Research suggests that the earlier in your cycle you take Plan B, the more likely your next period will come early. Taking it later in your cycle tends to push your period back. You may also notice that bleeding is lighter or heavier than usual, and the period itself can last longer than a typical cycle. These changes are more pronounced if you’ve taken Plan B more than once in the same cycle.
If your period is more than a week late, take a pregnancy test. The most reliable result comes from testing at least 21 days after the unprotected sex that prompted you to take the pill.
Effectiveness by Timing
Plan B is not equally effective across its entire window. Taken within 24 hours of unprotected sex, it’s about 94% effective at preventing pregnancy. By the 72-hour mark, that drops to roughly 58%. Every hour you wait reduces your odds, so taking it as soon as possible makes a real difference.
Body weight also plays a role. Research indicates that Plan B becomes less effective in people with a BMI above 26 or a body weight over about 155 pounds (70 kg). If that applies to you, a different type of emergency contraception (one that uses a compound called ulipristal acetate, sold as ella) may be more effective. A copper IUD, placed by a provider within five days, is the most effective emergency contraception option regardless of weight.

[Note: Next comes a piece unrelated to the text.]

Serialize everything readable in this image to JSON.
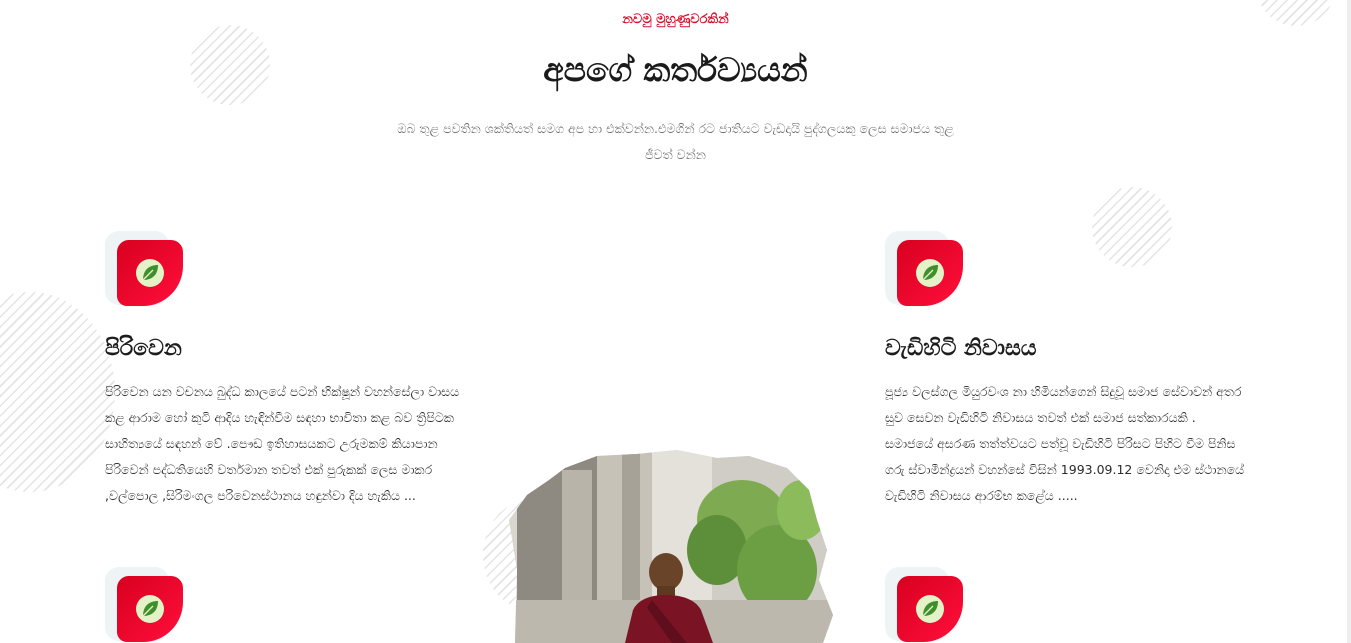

Medications That Reduce Effectiveness
Certain medications speed up how quickly your liver breaks down levonorgestrel, which can cut the amount of active drug in your bloodstream significantly. The HIV medication efavirenz, for instance, reduces levonorgestrel levels by about 50%. Other medications that interfere include some drugs used to treat epilepsy (such as carbamazepine and phenytoin), tuberculosis medications like rifampicin, and the antifungal griseofulvin.
St. John’s wort, a widely available herbal supplement, has the same effect. Notably, this interaction can persist for up to four weeks after you stop taking any of these medications. If you’re on any of them, a different form of emergency contraception is a better option.
Effects on Future Fertility
Plan B does not affect your ability to get pregnant in the future. A systematic review of 22 studies looking at repeated use of emergency contraception found no impact on fertility. The most common consequence of frequent use was irregular periods, not lasting hormonal changes. Your cycle returns to its normal pattern after the hormonal effects of the pill wear off, usually within one to two cycles.
There is also no increased risk of ectopic pregnancy (a pregnancy that implants outside the uterus). When researchers compared ectopic pregnancy rates in the general population to rates after Plan B failure, the numbers were actually lower in the Plan B group: about 1% versus the general rate of 2%. Plan B reduces the absolute risk of ectopic pregnancy simply by reducing the chance of any pregnancy occurring.
Repeated Use
Taking Plan B more than once is safe, but it’s not ideal as a regular strategy. Each dose delivers a large burst of synthetic progesterone, which is why side effects like nausea and period disruption tend to be more intense with repeated use in the same cycle. The pill is also less effective than most ongoing contraceptive methods. Regular birth control options prevent pregnancy at rates above 99% with proper use, compared to Plan B’s best-case 94%. Plan B is designed as a backup, and it works well in that role, but relying on it routinely means accepting both more side effects and a higher chance of unintended pregnancy.